“I have summoned you here for a purpose!”
With those fateful words, the Chaos-Bringer, Unicron, summoned Megatron to became his new herald in the 1986 Transformers Animated Movie. 33 years later, Hasbro summoned people to attend an event showcasing their newest crowd-funded project: a new Unicron toy.
During the Thursday evening of San Diego Comic-Con, Hasbro invited a small group of people to an intimate gathering at a location well away from downtown San Diego to take a closer look at a prototype of Unicron. To promote the product, Hasbro turned to Transformers celebrities both past and present. Making an appearance were Flint Dille and Ron Friedman, two of the creators behind the 1986 Transformers movie and the 1980’s GI Joe show. Voice actors such as Greg Berger (Grimlock), and Paul Eiding (Perceptor) also attended. Moving ahead from the G1 days, creators from the current Transformers comic were introduced, as were members of the Hasbro team, and members of the design team from Japan.
While the design team made preparations, Filnt Dille and Ron Friedman both regaled the crowd with stories of Orson Welles and the creation of the 1986 Transformers movie, while Gregg Berger told tales of the G1 recording sessions. But for many, the largest star of the gathering was the impressive unpainted prototype of Unicron. A painted Unicron prototype is currently on display in the Hasbro booth at San Diego Comic-Con. A second prototype, an unpainted version, was shown at this small gathering.
Up close, Unicron is a marvel of toy engineering. Creating a Transformer that is capable of converting between a sphere and a robot is not an easy feat, but the designers have achieved that goal here. A quick history: Unicron was never made into a mass-produced toy following the 1986 movie. It is a subject of Transformers legend that a prototype toy for Unicron was created in the 1980’s, but never put into production. The prototype of this toy is widely considered within the fandom to be among the “Transformers Holy Grails” of collecting. Fast forward to 2003, and Hasbro released the first toy version of Unicron as part of its Armada toyline. That Unicron design has proven successful enough to merit multiple releases, and in different colors. While the 2003 Unicron design has been generally praised, it is not without room for improvement. Enter the current design for Unicron, which would be the largest and most impressive undertaking to date.

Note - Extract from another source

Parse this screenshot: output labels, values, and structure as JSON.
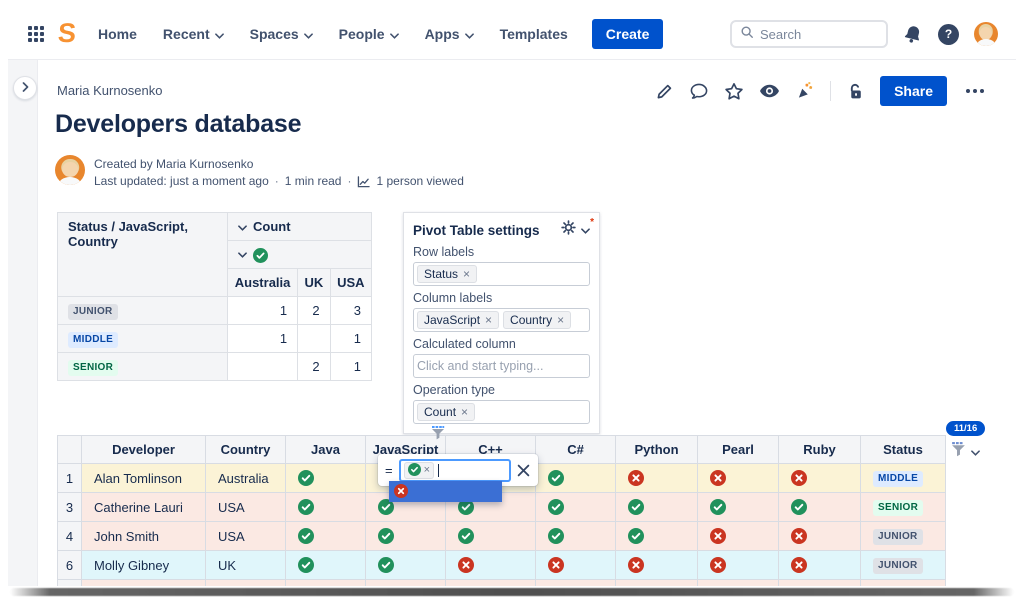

Fresh off the success of the HasLab Star Wars Sail Barge, Hasbro has now turned its sights to two other brands: Sesame Street with its Cookie Monster project, and Transformers with the Transformers War For Cybertron: Unicron. If funded, Unicron would stand 27 inches tall, a new record in the Transformers line, surpassing even the Titan Returns Metroplex and Fortress Maximus toys.
As discussed among those in attendance, funding Unicron will not be without challenges. Priced at $499.99, the Sail Barge required a minimum of 5,000 orders before it would be put into production. After a lengthy plateau, a powerful late push drove the order numbers for the sail barge to 8,810, far surpassing the 5,000 unit minimum order requirement. By comparison, Unicron is priced at $574.99, and requires a minimum of 8,000 orders. The higher cost, and order count is likely due to the amount of new tooling required to make such a large toy with a new design. Some event attendees noted that Star Wars collectors have a proven track record of paying high prices for quality items, whereas the Transformers fandom is relatively unproven. The Transformers fandom is younger, and believed to be less willing to spend money on a high price point item. This crowd-funded Unicron will test the Transformers fandom. Will the fandom like Unicron enough to meet the minimum goal of 8,000 orders to send Unicron into production? Or will this project miss its target? Time will tell. It is likely, however, that the success or failure to fund the Unicron project will affect whether and how future Hasbro crowd-funded projects see the light of day. As of this writing there are 1,617 backers out of the 8,000 required for Unicron.
And remember, let us hope that Unicron has not “misjudged” us. Many Transformers fans have asked for an improved Unicron design. That design has now arrived. Whether the Transformers fandom will successfully fund this project is another question, to which no one knows the answer. This much is certain, this Unicron is very impressive in person, and many fans hope that the project will follow the Sail Barge as a successful Hasbro crowd-funded toy.